Loading Events
  • This event has passed.

Using Geographic Information Systems (GIS) for Public Policy Research : a Social Sciences Computing Hub workshop

April 29, 2014 @ 10:00 am - 12:00 pm

Speaker(s): Dr. John Cullinan

Affiliation: JE Cairnes School of Business & Economics

Organised by: Social Sciences Computing Hub

Event Navigation

This workshop will provide an overview of Geographic Information Systems with a specific focus on how GIS can usefully be used for public policy research, inter-disciplinary and collaborative research, as well as for funding applications. It will discuss what exactly a GIS is, what data is required to usefully conduct GIS analysis, what types of analyses a GIS can be used for, as well as the sorts of questions it can help answer. A range of illustrative examples of GIS-based research in the area of public policy will be outlined, including applications relating to higher education accessibility, regional economic development, access to health services, market access, health gradients, food environments, location of public services, etc. In all cases the focus is on how GIS can be used to better inform policy decisions. The seminar will conclude with an overview of the GIS resources available at NUI Galway, including software, hardware, data, courses, training and supports.
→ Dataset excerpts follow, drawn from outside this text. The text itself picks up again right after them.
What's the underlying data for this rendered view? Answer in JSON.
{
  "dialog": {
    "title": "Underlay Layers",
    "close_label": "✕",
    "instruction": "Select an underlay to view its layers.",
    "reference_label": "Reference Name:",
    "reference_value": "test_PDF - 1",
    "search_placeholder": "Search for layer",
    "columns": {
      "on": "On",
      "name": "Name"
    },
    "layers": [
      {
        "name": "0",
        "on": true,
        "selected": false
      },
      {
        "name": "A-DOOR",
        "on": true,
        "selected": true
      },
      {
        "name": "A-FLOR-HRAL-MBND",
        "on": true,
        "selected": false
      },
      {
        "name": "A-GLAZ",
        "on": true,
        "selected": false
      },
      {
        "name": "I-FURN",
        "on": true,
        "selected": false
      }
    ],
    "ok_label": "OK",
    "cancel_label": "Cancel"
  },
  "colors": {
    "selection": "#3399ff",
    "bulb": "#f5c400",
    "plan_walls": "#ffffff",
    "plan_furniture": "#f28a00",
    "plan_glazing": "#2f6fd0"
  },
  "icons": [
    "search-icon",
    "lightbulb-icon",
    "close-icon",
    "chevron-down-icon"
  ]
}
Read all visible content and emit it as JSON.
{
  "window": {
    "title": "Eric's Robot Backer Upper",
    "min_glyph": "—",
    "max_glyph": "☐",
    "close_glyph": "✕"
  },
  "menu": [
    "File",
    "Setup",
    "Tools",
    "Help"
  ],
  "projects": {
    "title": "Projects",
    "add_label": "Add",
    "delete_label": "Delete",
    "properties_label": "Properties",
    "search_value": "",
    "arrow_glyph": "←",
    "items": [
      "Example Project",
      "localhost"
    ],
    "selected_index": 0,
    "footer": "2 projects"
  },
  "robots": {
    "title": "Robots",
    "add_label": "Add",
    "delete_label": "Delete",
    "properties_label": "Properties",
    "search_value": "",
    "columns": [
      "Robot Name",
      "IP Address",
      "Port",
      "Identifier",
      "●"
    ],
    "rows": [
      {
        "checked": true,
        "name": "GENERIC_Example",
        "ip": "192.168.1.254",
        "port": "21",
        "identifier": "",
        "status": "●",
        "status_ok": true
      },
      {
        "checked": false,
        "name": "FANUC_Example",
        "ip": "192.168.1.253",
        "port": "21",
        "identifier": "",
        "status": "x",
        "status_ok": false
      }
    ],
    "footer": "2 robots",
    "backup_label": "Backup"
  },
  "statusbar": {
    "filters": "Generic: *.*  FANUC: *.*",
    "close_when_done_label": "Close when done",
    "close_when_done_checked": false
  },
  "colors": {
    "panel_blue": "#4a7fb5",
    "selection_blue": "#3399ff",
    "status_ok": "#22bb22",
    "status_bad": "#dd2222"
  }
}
The workshop will be delivered by Dr. John Cullinan. John Cullinan is a Lecturer in Economics and joined the JE Cairnes School of Business & Economics in 2010. John completed his doctoral studies at NUI Galway in 2009, where his work focused on the valuation of environmental public goods using econometric, spatial microsimulation and GIS techniques. John holds a primary degree in Actuarial and Financial Studies and an MA in Economics from University College Dublin, as well as an MSc in Econometrics and Mathematical Economics from the London School of Economics. John was a Visiting Scholar at the University of California, Berkeley in 2008. John also sits on NUI Galway’s GIS Centre Committee.